ERDOĞAN YÜREĞİNDE HİSSEDER

Ekonomiyle ilgili sorunları çözmek en çok Erdoğan’ın yapabileceği bir şey. Çünkü geçmişte yaptı. Ayrıca Erdoğan’ın insani yönü çok güçlü. O şimdiye kadar “Kimsesizlerin kimsesi olmuş” bir lider. Yoksul sofralarına bağdaş kurup onlarla aynı ekmeği paylaşmış birisi. Dahası Erdoğan ekonomiyi rakamlardan ibaret görmeyen bir lider. Fakir fukaranın yaşadığı geçim sıkıntısını yüreğinde hisseden birisi.
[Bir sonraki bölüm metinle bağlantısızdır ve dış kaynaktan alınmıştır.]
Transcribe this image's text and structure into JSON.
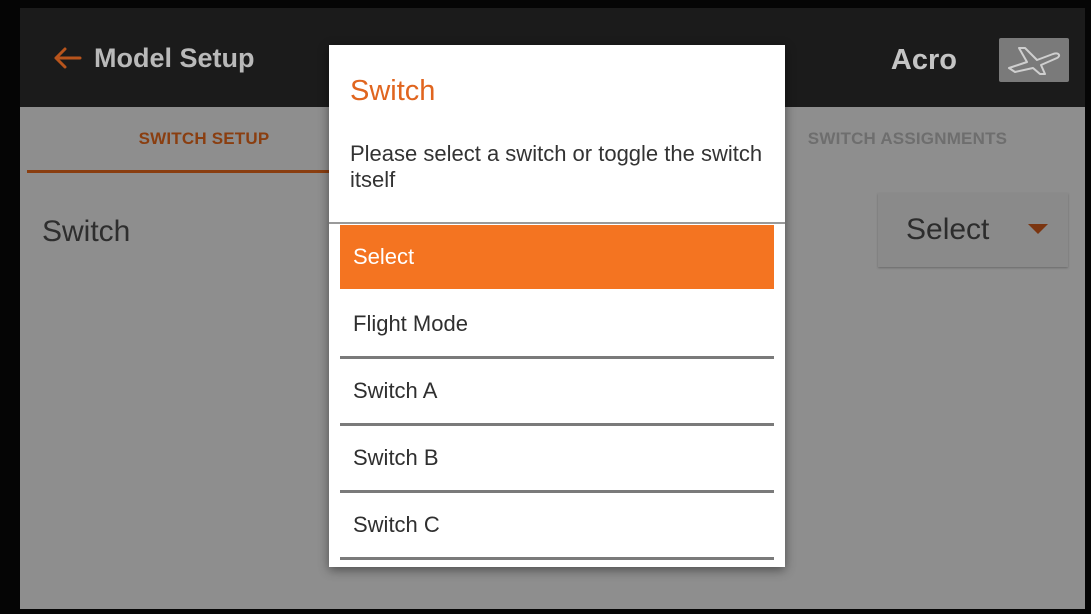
{
  "header": {
    "title": "Model Setup",
    "model_name": "Acro",
    "back_icon": "left-arrow-icon",
    "model_icon": "airplane-icon"
  },
  "tabs": [
    {
      "label": "SWITCH SETUP",
      "active": true
    },
    {
      "label": "SWITCH ASSIGNMENTS",
      "active": false
    }
  ],
  "main": {
    "field_label": "Switch",
    "select_value": "Select"
  },
  "dialog": {
    "title": "Switch",
    "message": "Please select a switch or toggle the switch itself",
    "options": [
      {
        "label": "Select",
        "selected": true
      },
      {
        "label": "Flight Mode",
        "selected": false
      },
      {
        "label": "Switch A",
        "selected": false
      },
      {
        "label": "Switch B",
        "selected": false
      },
      {
        "label": "Switch C",
        "selected": false
      }
    ]
  },
  "colors": {
    "accent": "#f47421",
    "title_accent": "#e0651f",
    "header_bg": "#1b1b1b",
    "scrim": "#8e8e8e"
  }
}
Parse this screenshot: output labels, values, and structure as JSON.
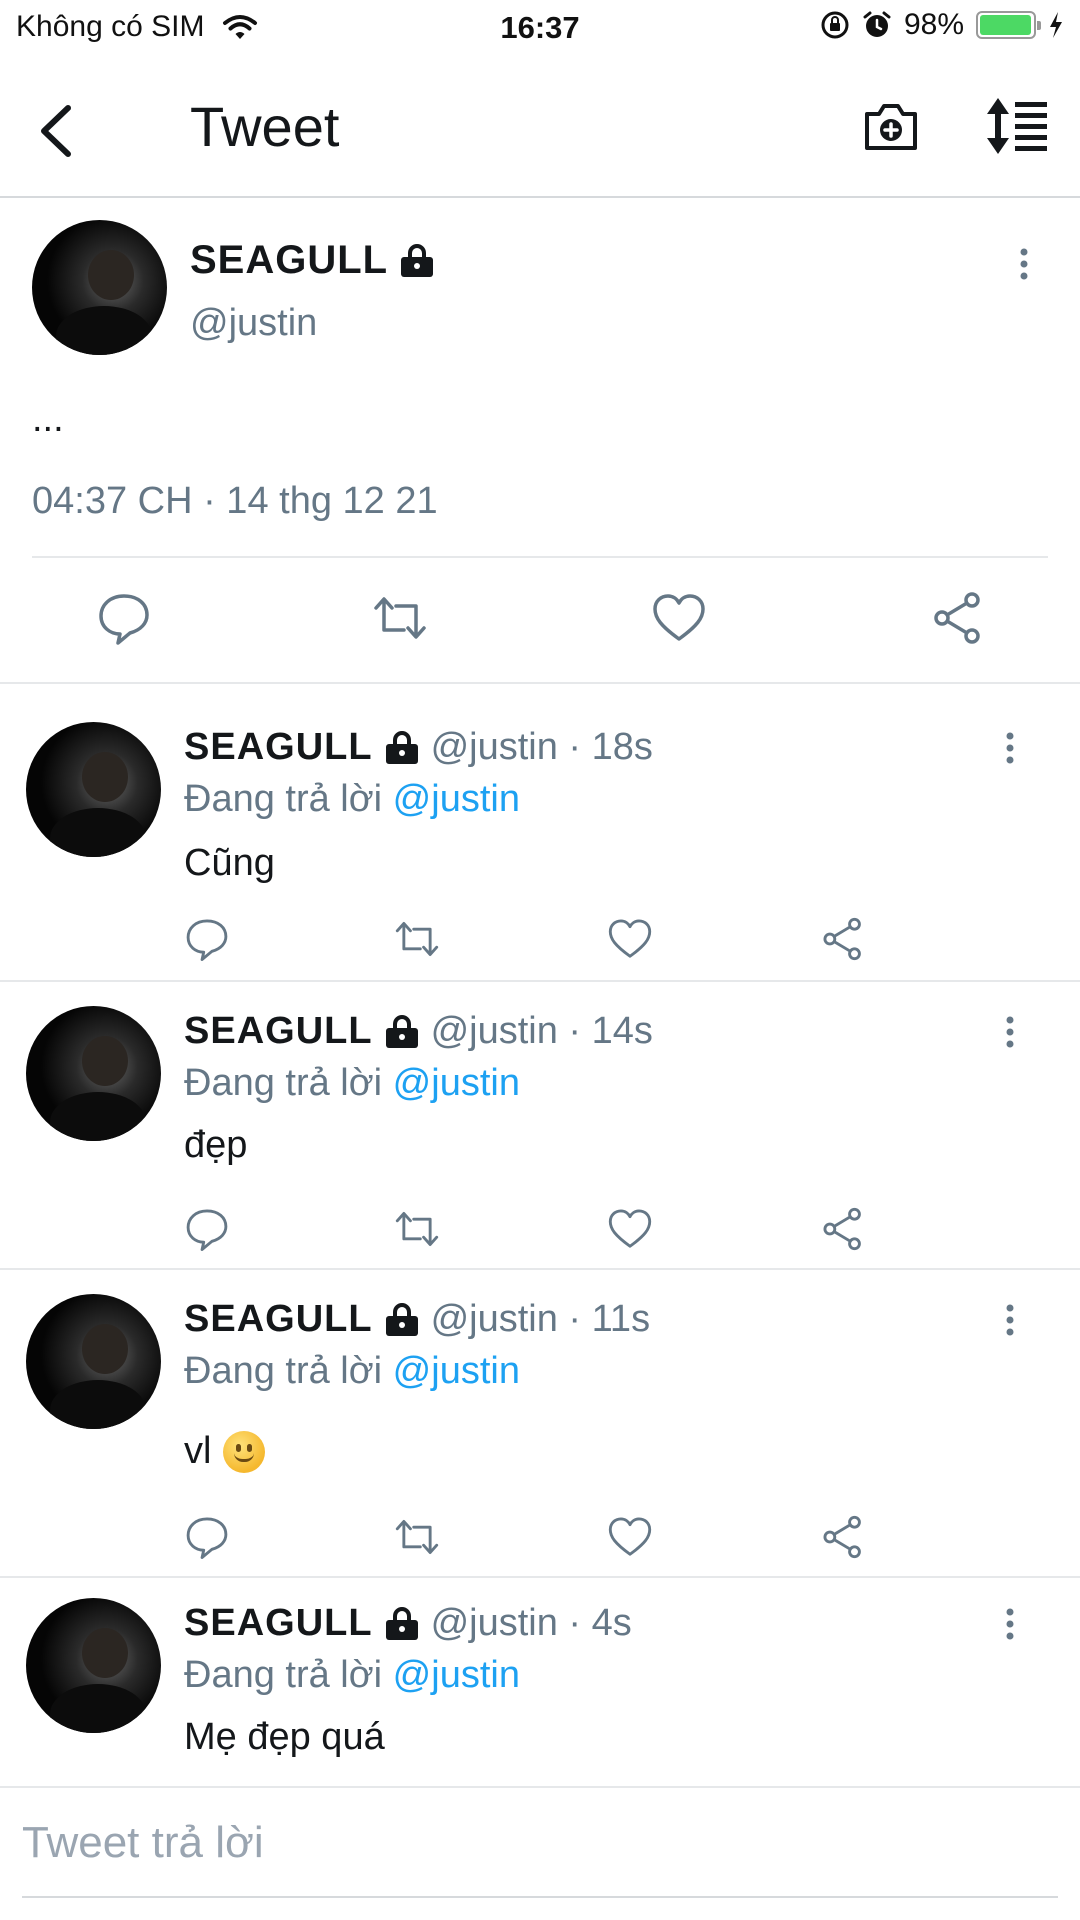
{
  "status_bar": {
    "carrier": "Không có SIM",
    "time": "16:37",
    "battery": "98%",
    "battery_level": 0.98
  },
  "nav": {
    "title": "Tweet",
    "icons": [
      "back-arrow-icon",
      "camera-plus-icon",
      "sort-icon"
    ]
  },
  "tweet": {
    "name": "SEAGULL",
    "handle": "@justin",
    "text": "...",
    "timestamp": "04:37 CH · 14 thg 12 21"
  },
  "replies": [
    {
      "name": "SEAGULL",
      "meta": "@justin · 18s",
      "replying_label": "Đang trả lời",
      "mention": "@justin",
      "text": "Cũng",
      "emoji": ""
    },
    {
      "name": "SEAGULL",
      "meta": "@justin · 14s",
      "replying_label": "Đang trả lời",
      "mention": "@justin",
      "text": "đẹp",
      "emoji": ""
    },
    {
      "name": "SEAGULL",
      "meta": "@justin · 11s",
      "replying_label": "Đang trả lời",
      "mention": "@justin",
      "text": "vl",
      "emoji": "slightly-smiling-face"
    },
    {
      "name": "SEAGULL",
      "meta": "@justin · 4s",
      "replying_label": "Đang trả lời",
      "mention": "@justin",
      "text": "Mẹ đẹp quá",
      "emoji": ""
    }
  ],
  "reply_box": {
    "placeholder": "Tweet trả lời"
  },
  "colors": {
    "mention": "#1da1f2",
    "secondary_text": "#657786",
    "icon": "#657786"
  }
}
O nedenle Erdoğan, ekonomik sorunlar çözülürken önceliğini insanların alım gücünün yükseltilmesine veriyor. “Ekonomik zorlukları vatandaşa yansıtmamak için çalışıyoruz” dedi. Hane halkının geçim seviyesini yükseltmek için bir çalışma yürütülüyor.

ASGARİ ÜCRET

Asgari ücretin artırılması da bunun başında geliyor. Ama asgari ücretle ilgili olarak yanlış bir tartışma yürütüldüğünü görüyorum. Rakamlar havada uçuşuyor. Öyle yüksek rakamlar söyleniyor ki asgari ücret ne kadar yükseltilirse yükseltilsin kimseyi tatmin etmeyecek. Beklentinin bu kadar yükseltilmesi doğru değil. Asgari ücretin yükseltilmesi yönünde çalışma yapılıyor. Asgari ücret net olarak 2 bin 825 TL. Önümüzdeki yıl için asgari ücretin net olarak 3 bin 500 ya da 3 bin 600 lira olmasının üzerinde duruluyor.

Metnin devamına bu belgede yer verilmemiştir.